I’m probably the only Democrat who will say it publicly, but Donald Trump could wind up being elected president.
It’s not that he’s the best person for the job, or that he has tapped into some vast pool of “voter anger.” The real key to Trump’s success is that he is just flat-out exciting, and these days, we as a nation are addicted to excitement.
Eight years ago, a largely unknown Barack Obama created a tremendous wave of excitement with the idea that he could become first black president. On the surface, Trump would seem to face a far steeper climb — what’s so unusual about a 69-year-old white guy wanting to be president?
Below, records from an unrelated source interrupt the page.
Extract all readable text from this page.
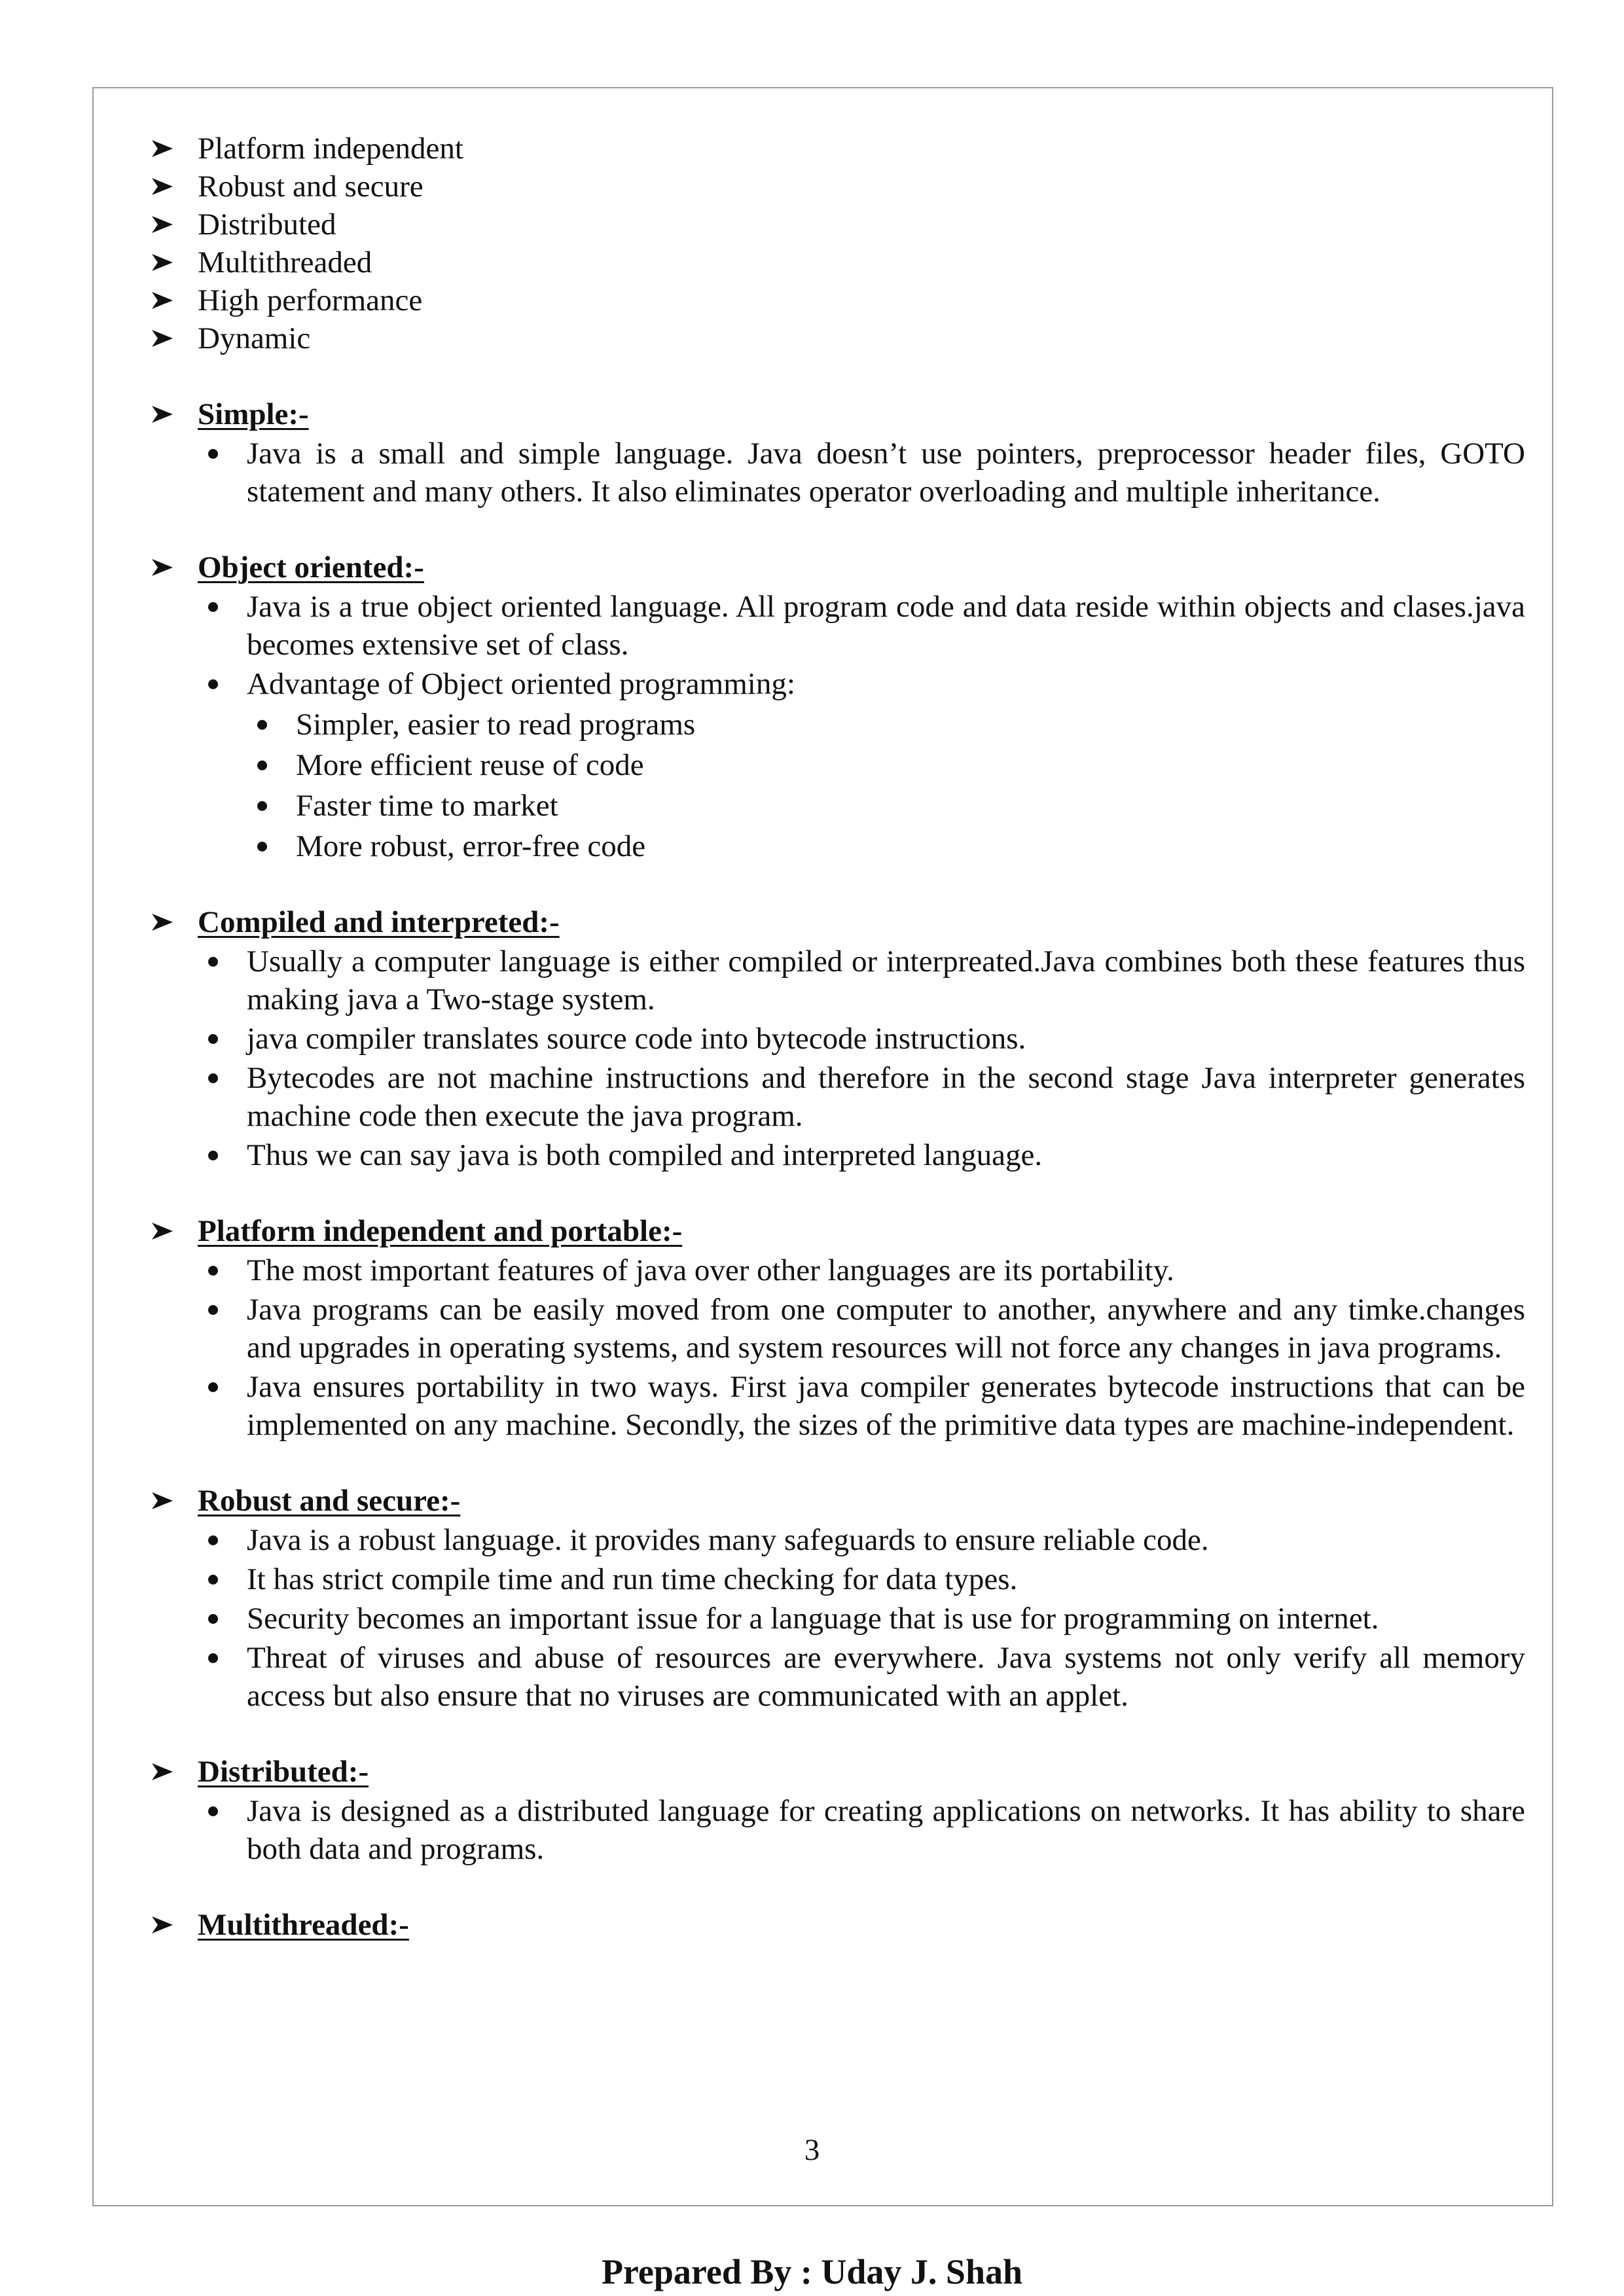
Platform independent
Robust and secure
Distributed
Multithreaded
High performance
Dynamic
Simple:-
Java is a small and simple language. Java doesn’t use pointers, preprocessor header files, GOTO statement and many others. It also eliminates operator overloading and multiple inheritance.
Object oriented:-
Java is a true object oriented language. All program code and data reside within objects and clases.java becomes extensive set of class.
Advantage of Object oriented programming:
Simpler, easier to read programs
More efficient reuse of code
Faster time to market
More robust, error-free code
Compiled and interpreted:-
Usually a computer language is either compiled or interpreated.Java combines both these features thus making java a Two-stage system.
java compiler translates source code into bytecode instructions.
Bytecodes are not machine instructions and therefore in the second stage Java interpreter generates machine code then execute the java program.
Thus we can say java is both compiled and interpreted language.
Platform independent and portable:-
The most important features of java over other languages are its portability.
Java programs can be easily moved from one computer to another, anywhere and any timke.changes and upgrades in operating systems, and system resources will not force any changes in java programs.
Java ensures portability in two ways. First java compiler generates bytecode instructions that can be implemented on any machine. Secondly, the sizes of the primitive data types are machine-independent.
Robust and secure:-
Java is a robust language. it provides many safeguards to ensure reliable code.
It has strict compile time and run time checking for data types.
Security becomes an important issue for a language that is use for programming on internet.
Threat of viruses and abuse of resources are everywhere. Java systems not only verify all memory access but also ensure that no viruses are communicated with an applet.
Distributed:-
Java is designed as a distributed language for creating applications on networks. It has ability to share both data and programs.
Multithreaded:-
3
Prepared By : Uday J. Shah
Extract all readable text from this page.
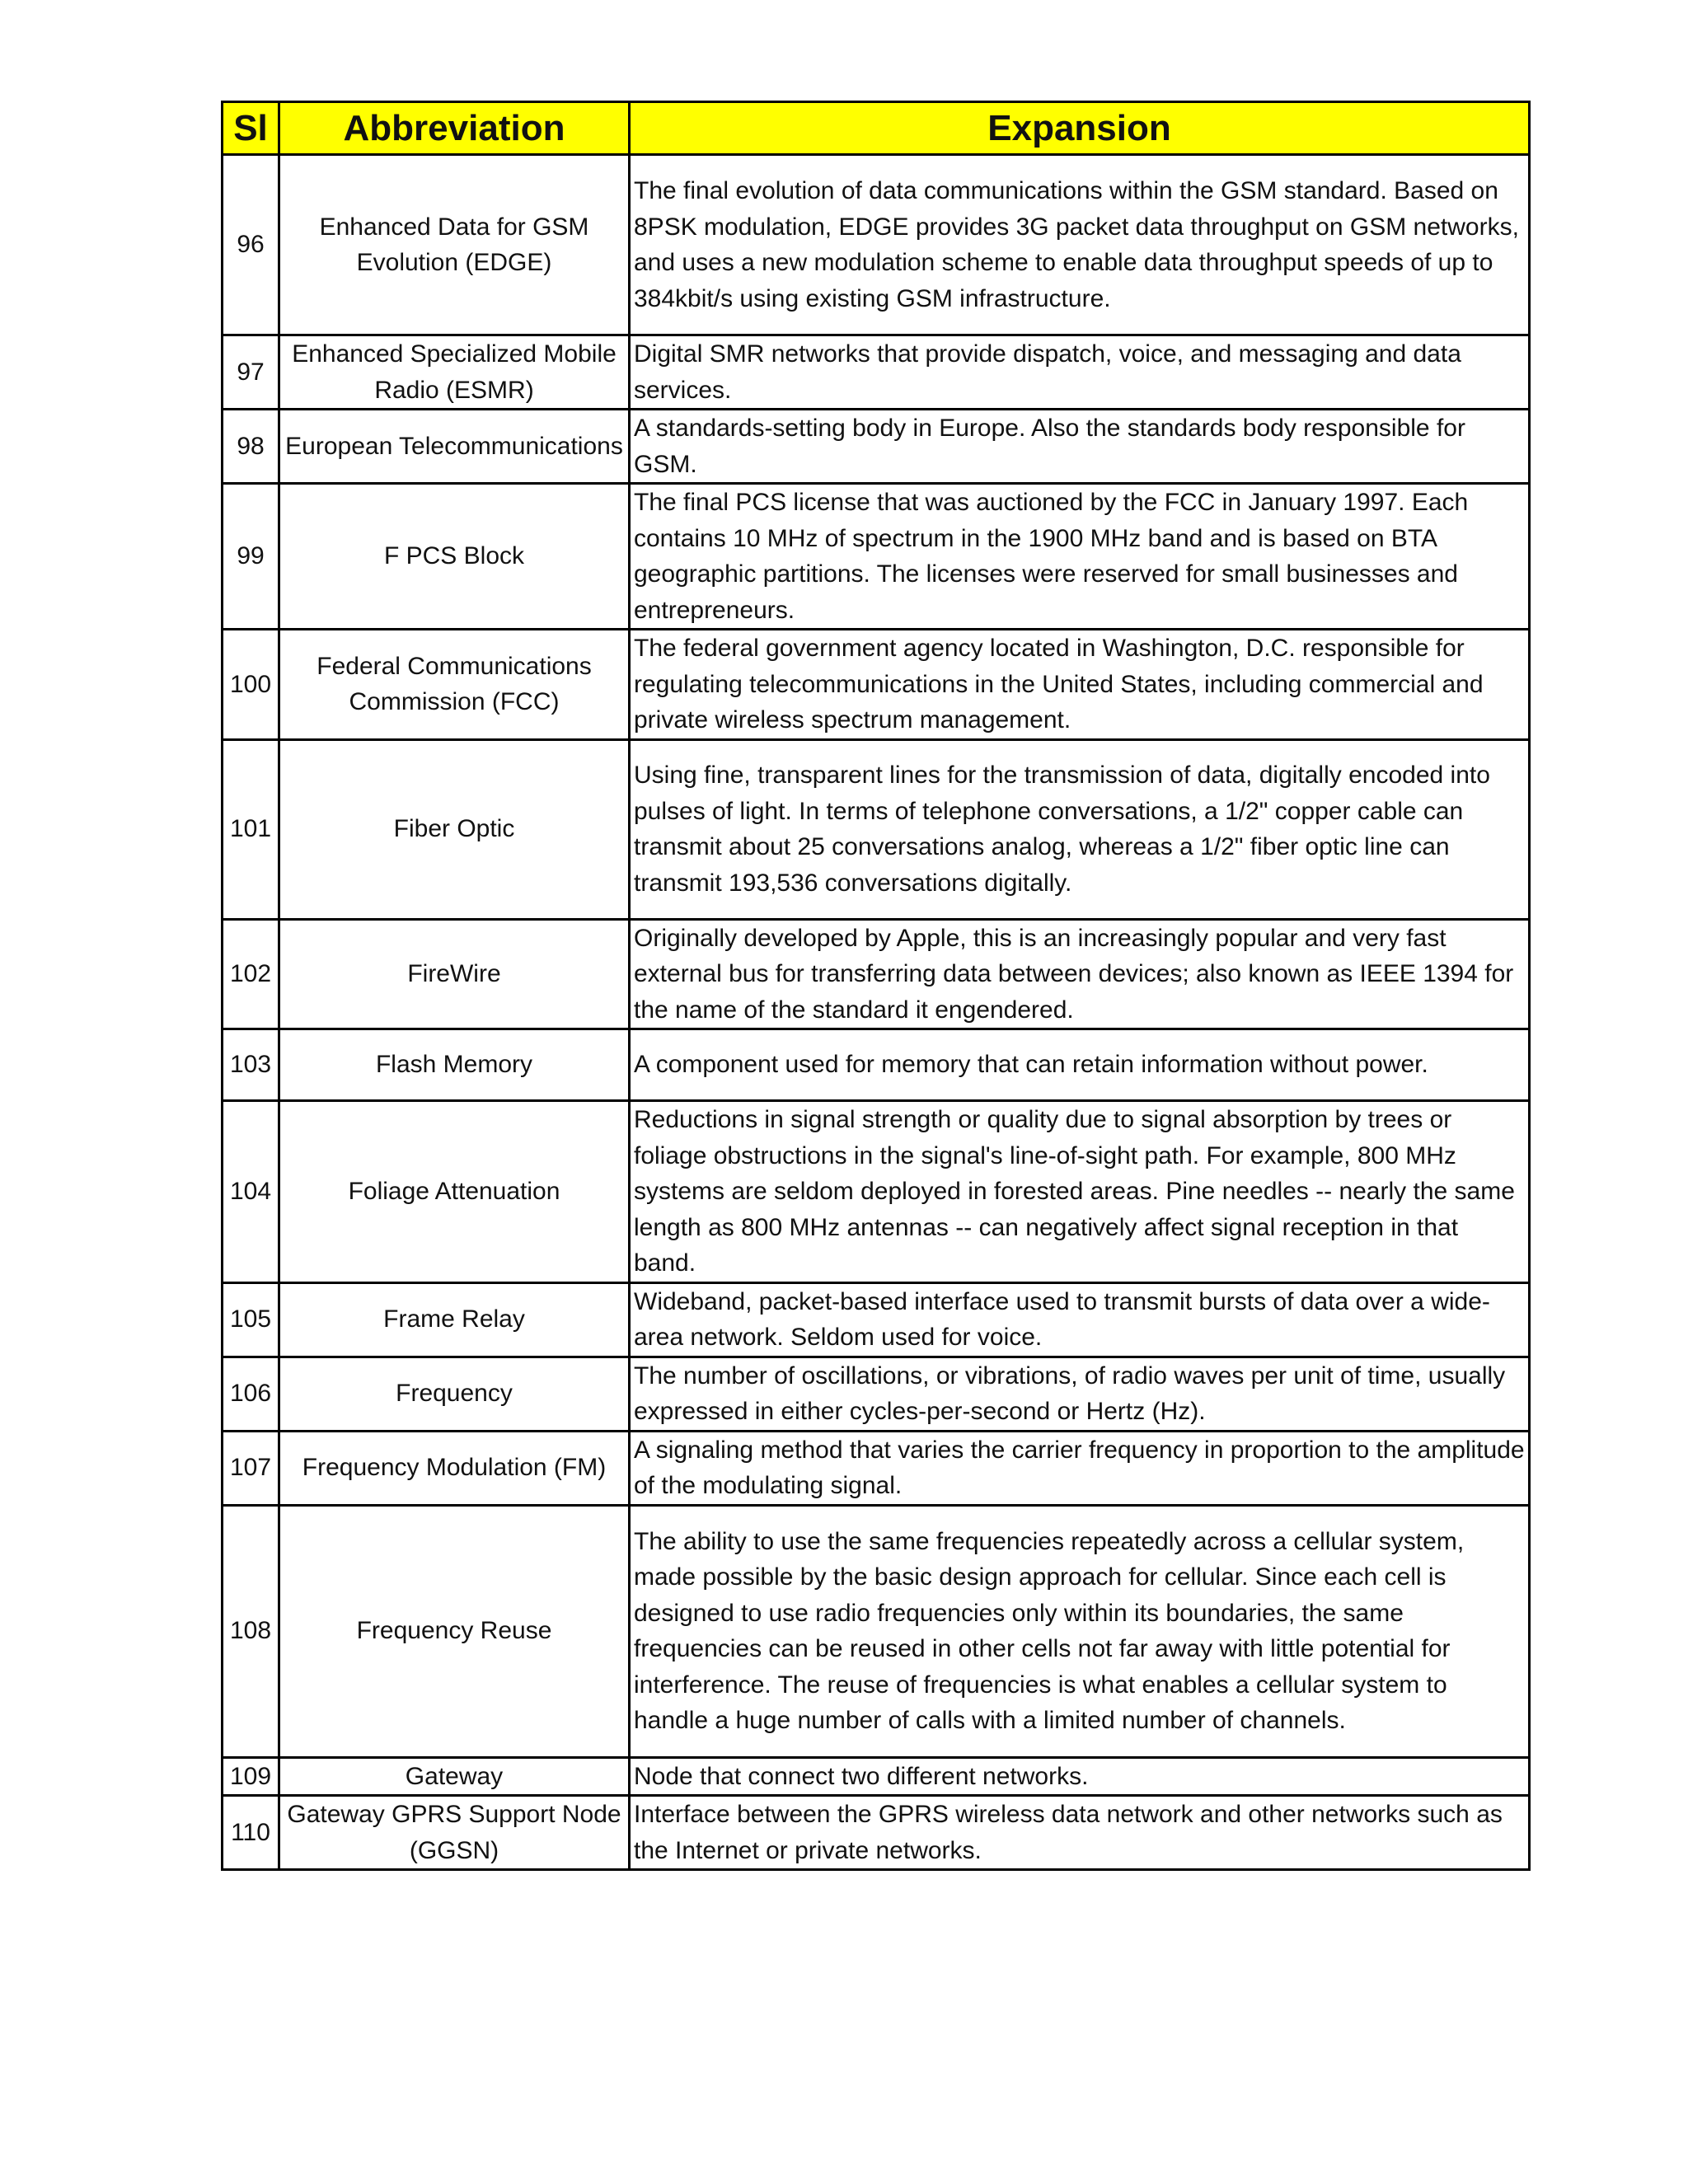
Sl	Abbreviation	Expansion
96	Enhanced Data for GSM Evolution (EDGE)	The final evolution of data communications within the GSM standard. Based on 8PSK modulation, EDGE provides 3G packet data throughput on GSM networks, and uses a new modulation scheme to enable data throughput speeds of up to 384kbit/s using existing GSM infrastructure.
97	Enhanced Specialized Mobile Radio (ESMR)	Digital SMR networks that provide dispatch, voice, and messaging and data services.
98	European Telecommunications	A standards-setting body in Europe. Also the standards body responsible for GSM.
99	F PCS Block	The final PCS license that was auctioned by the FCC in January 1997. Each contains 10 MHz of spectrum in the 1900 MHz band and is based on BTA geographic partitions. The licenses were reserved for small businesses and entrepreneurs.
100	Federal Communications Commission (FCC)	The federal government agency located in Washington, D.C. responsible for regulating telecommunications in the United States, including commercial and private wireless spectrum management.
101	Fiber Optic	Using fine, transparent lines for the transmission of data, digitally encoded into pulses of light. In terms of telephone conversations, a 1/2" copper cable can transmit about 25 conversations analog, whereas a 1/2" fiber optic line can transmit 193,536 conversations digitally.
102	FireWire	Originally developed by Apple, this is an increasingly popular and very fast external bus for transferring data between devices; also known as IEEE 1394 for the name of the standard it engendered.
103	Flash Memory	A component used for memory that can retain information without power.
104	Foliage Attenuation	Reductions in signal strength or quality due to signal absorption by trees or foliage obstructions in the signal's line-of-sight path. For example, 800 MHz systems are seldom deployed in forested areas. Pine needles -- nearly the same length as 800 MHz antennas -- can negatively affect signal reception in that band.
105	Frame Relay	Wideband, packet-based interface used to transmit bursts of data over a wide-area network. Seldom used for voice.
106	Frequency	The number of oscillations, or vibrations, of radio waves per unit of time, usually expressed in either cycles-per-second or Hertz (Hz).
107	Frequency Modulation (FM)	A signaling method that varies the carrier frequency in proportion to the amplitude of the modulating signal.
108	Frequency Reuse	The ability to use the same frequencies repeatedly across a cellular system, made possible by the basic design approach for cellular. Since each cell is designed to use radio frequencies only within its boundaries, the same frequencies can be reused in other cells not far away with little potential for interference. The reuse of frequencies is what enables a cellular system to handle a huge number of calls with a limited number of channels.
109	Gateway	Node that connect two different networks.
110	Gateway GPRS Support Node (GGSN)	Interface between the GPRS wireless data network and other networks such as the Internet or private networks.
But Trump has proved to be the most media-savvy candidate not only in the Republican primary, but maybe in the history of U.S. politics.
It’s not that he knows how to handle the pundits and spin the media. It’s that he creates his own media. Every morning he is somewhere on TV or in the Twitterverse, feeding the frenzy.
He is also the only candidate I’ve ever seen for whom making mistakes and misstatements is an integral part of the agenda.
Hillary Clinton’s message — I’m competent, experienced and rational — didn’t work out when she ran in the primaries against Obama in 2008. She’s basically running the same campaign this time. For all his appeal to young people, Bernie Sanders isn’t exactly Obama, and Clinton is still having trouble putting him away.
In November, we know what we’ll get with Clinton. There’s a lot of loose talk about how the electoral map is stacked against Trump, but a lot of that talk presupposes that he’s a typical Republican.
He’s not. He’s a mystery novel, and people keep turning the pages, waiting for the next twist.
Clinton is an owner’s manual that you’ve already read. For Democrats, that’s a big danger.